Proporsi demografis menunjukkan bahwa dinding sosial antara asli dan nonasli terkadang sulit dibedakan. Wujud lain dari inklusifitas masyarakat Sumatera bagian selatan, khususnya di Provinsi Sumatera Selatan adalah konsep "wong kito galo" yang jika diterjemahkan sebagai 'orang kita semua'. Meski tampak sebagai istilah yang sederhana, namun ternyata memiliki makna mendalam. Istilah ini merefleksikan kohesivitas sosial, dimana 'kami' dan 'mereka' melebur menjadi 'kita'. Pada prakteknya, memang tidak perlu akar historis yang panjang atau adhesi sosial yang rumit untuk menjadi bagian dari 'wong kito' tersebut. Nampaknya, konsep ini bukan hanya menjadi world view dari masyarakat Sumatera Selatan, namun juga beresonansi kepada masyatakat Lampung, Bengkulu, Jambi, dan Bangka-Belitung.

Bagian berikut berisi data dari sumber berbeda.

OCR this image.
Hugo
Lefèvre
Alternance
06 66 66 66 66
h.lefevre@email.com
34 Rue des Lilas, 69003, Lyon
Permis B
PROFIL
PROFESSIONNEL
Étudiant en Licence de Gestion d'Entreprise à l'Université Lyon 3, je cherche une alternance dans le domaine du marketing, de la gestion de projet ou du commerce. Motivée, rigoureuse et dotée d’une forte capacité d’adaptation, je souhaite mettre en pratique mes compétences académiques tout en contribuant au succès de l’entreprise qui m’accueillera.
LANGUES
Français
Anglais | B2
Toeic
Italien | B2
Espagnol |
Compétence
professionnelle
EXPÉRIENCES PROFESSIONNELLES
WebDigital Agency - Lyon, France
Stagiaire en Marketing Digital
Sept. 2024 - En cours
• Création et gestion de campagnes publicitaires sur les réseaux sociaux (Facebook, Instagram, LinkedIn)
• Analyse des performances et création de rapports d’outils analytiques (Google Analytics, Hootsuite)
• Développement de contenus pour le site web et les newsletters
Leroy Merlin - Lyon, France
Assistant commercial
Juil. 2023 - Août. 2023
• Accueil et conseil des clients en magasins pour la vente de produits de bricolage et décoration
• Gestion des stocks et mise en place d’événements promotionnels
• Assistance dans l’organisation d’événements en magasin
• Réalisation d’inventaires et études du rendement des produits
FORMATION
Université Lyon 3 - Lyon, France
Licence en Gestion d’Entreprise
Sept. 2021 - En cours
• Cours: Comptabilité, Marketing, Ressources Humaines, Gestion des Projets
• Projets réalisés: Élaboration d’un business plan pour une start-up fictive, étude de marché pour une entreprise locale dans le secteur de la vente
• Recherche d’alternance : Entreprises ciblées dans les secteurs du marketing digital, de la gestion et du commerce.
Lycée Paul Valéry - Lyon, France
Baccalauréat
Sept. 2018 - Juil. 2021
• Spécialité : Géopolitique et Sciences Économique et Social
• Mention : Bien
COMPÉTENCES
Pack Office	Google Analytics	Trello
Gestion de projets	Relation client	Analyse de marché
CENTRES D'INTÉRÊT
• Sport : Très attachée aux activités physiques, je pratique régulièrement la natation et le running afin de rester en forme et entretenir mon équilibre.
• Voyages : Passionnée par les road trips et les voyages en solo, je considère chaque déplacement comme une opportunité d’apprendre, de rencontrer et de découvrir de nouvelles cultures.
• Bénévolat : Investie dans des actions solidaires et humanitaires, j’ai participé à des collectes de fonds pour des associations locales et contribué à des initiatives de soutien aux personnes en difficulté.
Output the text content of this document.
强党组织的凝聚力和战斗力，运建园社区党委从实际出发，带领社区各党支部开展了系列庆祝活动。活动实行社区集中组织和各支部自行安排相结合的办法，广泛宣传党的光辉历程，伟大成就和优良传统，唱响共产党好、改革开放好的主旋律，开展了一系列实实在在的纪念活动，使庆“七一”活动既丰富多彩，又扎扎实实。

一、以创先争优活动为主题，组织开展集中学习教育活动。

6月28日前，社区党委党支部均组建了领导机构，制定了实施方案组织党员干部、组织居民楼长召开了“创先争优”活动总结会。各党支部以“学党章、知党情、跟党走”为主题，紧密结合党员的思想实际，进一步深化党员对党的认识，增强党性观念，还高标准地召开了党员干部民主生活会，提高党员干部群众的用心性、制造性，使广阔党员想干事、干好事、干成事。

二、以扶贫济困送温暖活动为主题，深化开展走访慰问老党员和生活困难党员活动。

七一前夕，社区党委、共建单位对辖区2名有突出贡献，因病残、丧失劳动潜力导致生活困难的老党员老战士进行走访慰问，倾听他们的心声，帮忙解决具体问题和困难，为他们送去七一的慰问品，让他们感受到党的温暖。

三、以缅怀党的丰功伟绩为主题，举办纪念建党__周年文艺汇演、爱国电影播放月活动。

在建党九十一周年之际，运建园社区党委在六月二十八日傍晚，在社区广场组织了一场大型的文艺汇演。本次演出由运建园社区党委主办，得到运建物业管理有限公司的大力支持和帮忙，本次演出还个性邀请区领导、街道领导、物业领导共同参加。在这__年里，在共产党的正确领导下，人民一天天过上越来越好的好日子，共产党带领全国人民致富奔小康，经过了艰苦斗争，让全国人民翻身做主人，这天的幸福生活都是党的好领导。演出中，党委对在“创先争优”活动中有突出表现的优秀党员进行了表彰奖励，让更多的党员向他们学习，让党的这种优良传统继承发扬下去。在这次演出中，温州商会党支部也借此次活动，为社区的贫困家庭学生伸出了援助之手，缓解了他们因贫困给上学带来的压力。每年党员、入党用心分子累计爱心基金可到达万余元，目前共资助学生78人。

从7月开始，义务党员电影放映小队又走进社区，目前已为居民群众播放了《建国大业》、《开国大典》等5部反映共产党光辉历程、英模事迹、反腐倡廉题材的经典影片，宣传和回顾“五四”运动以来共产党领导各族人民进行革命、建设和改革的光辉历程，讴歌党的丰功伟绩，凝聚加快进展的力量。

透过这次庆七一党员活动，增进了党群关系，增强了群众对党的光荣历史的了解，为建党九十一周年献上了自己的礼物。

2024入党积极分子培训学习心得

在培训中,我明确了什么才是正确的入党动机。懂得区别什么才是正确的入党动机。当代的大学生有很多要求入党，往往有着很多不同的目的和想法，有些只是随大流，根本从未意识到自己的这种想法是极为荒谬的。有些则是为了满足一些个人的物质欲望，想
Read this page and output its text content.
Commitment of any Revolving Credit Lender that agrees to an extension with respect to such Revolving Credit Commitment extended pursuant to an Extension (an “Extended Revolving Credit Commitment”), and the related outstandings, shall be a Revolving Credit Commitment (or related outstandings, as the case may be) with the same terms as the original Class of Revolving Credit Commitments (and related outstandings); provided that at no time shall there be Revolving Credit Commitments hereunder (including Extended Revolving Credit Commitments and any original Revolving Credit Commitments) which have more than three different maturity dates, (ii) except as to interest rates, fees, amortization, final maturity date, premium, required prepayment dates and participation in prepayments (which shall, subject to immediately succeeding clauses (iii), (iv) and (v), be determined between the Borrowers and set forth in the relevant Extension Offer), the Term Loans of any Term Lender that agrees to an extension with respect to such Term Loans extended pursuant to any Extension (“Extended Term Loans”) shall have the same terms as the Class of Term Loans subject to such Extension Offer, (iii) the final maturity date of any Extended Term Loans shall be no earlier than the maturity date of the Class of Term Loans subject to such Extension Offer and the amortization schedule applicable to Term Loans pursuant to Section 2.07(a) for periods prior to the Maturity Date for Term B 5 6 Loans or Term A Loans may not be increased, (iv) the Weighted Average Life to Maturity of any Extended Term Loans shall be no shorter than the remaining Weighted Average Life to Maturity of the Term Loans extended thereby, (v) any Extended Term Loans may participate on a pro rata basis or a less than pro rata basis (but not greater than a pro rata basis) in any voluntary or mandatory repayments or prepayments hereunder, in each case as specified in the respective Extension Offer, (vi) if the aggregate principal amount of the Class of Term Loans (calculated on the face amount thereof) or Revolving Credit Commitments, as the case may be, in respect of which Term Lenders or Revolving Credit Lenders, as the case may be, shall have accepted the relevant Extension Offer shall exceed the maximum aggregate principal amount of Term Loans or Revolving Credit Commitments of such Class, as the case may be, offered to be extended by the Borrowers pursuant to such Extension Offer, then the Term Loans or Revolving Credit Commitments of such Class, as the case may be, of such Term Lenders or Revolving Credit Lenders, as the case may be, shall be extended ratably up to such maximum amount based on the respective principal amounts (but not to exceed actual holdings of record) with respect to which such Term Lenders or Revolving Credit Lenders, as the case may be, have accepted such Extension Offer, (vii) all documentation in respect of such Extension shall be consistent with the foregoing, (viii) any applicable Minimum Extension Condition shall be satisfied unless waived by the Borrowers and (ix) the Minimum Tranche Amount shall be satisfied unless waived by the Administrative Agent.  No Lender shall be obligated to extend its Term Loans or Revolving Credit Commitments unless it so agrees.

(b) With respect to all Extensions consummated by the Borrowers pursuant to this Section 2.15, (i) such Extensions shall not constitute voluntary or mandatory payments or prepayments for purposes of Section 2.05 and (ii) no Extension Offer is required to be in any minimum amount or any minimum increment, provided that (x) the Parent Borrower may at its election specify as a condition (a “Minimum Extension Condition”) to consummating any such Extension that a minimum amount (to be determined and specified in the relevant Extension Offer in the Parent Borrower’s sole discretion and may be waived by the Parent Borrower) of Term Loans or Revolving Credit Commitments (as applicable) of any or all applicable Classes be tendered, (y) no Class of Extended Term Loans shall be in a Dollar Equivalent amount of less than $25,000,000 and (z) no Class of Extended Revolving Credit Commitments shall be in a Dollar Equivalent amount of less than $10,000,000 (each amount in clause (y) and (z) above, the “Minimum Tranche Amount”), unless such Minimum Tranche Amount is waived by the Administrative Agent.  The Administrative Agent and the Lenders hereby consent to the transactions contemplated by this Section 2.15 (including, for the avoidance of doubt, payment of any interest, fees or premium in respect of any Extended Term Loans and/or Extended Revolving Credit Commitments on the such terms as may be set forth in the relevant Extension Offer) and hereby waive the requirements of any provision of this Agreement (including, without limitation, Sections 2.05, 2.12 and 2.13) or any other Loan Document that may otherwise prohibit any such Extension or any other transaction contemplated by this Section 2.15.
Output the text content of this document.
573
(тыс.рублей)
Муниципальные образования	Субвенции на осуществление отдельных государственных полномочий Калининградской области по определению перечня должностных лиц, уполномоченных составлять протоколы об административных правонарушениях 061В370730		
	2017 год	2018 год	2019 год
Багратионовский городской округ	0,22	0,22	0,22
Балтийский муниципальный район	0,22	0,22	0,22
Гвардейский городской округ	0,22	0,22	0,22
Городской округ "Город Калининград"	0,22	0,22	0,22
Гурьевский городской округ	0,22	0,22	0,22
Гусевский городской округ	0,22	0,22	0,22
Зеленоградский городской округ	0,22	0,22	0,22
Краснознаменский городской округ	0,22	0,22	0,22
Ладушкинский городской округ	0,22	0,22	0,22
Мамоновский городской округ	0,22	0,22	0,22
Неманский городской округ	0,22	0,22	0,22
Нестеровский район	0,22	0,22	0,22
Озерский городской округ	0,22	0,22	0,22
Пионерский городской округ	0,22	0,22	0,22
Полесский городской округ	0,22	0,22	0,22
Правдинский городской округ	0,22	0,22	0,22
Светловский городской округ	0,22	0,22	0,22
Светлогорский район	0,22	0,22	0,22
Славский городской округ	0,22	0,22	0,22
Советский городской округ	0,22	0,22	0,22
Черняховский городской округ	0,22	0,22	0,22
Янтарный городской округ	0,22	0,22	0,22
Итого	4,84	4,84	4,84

Catatan mengenai sejumlah konflik dan kekerasan di Sumatera bagian selatan harus dilihat secara spesifik per kasus. Dewasa ini sejumlah konflik yang mengemuka di beberapa titik menunjukkan bahwa konflik-konflik yang terjadi dilatari oleh benturan antara ekspansi industri ekstraktif (pertambangan, perkebunan, perkayuan, dst) yang cenderung mengurangi atau membatasi akses masyarakat lokal terhadap sumber daya alam di lingkungannya.
Faktor-faktor seperti pencemaran lingkungan, perampasan tanah, perebutan lahan, dan sebagainya, menjadi akar konflik di beberapa titik sorotan. Melalui penelusuran lebih lanjut, konflik dan kekerasan yang terjadi merupakan konflik agraria, bukan konflik berbasis identitas apalagi konflik kultural.
Bukan budaya yang menjutifikasi apalagi mendorong terjadinya konflik dan kekerasan, karena secara historis terbukti bahwa masyarakat dengan budaya yang berbeda dapat hidup berdampingan di kawasan ini. Sebaliknya, justru ekspansi industri ekstraktif yang pada skala tertentu menjadi ancaman bagi kelestarian budaya lokal, bahkan justru merusak budaya lokal yang mendorong terjadinya konflik dan kekerasan di masyarakat.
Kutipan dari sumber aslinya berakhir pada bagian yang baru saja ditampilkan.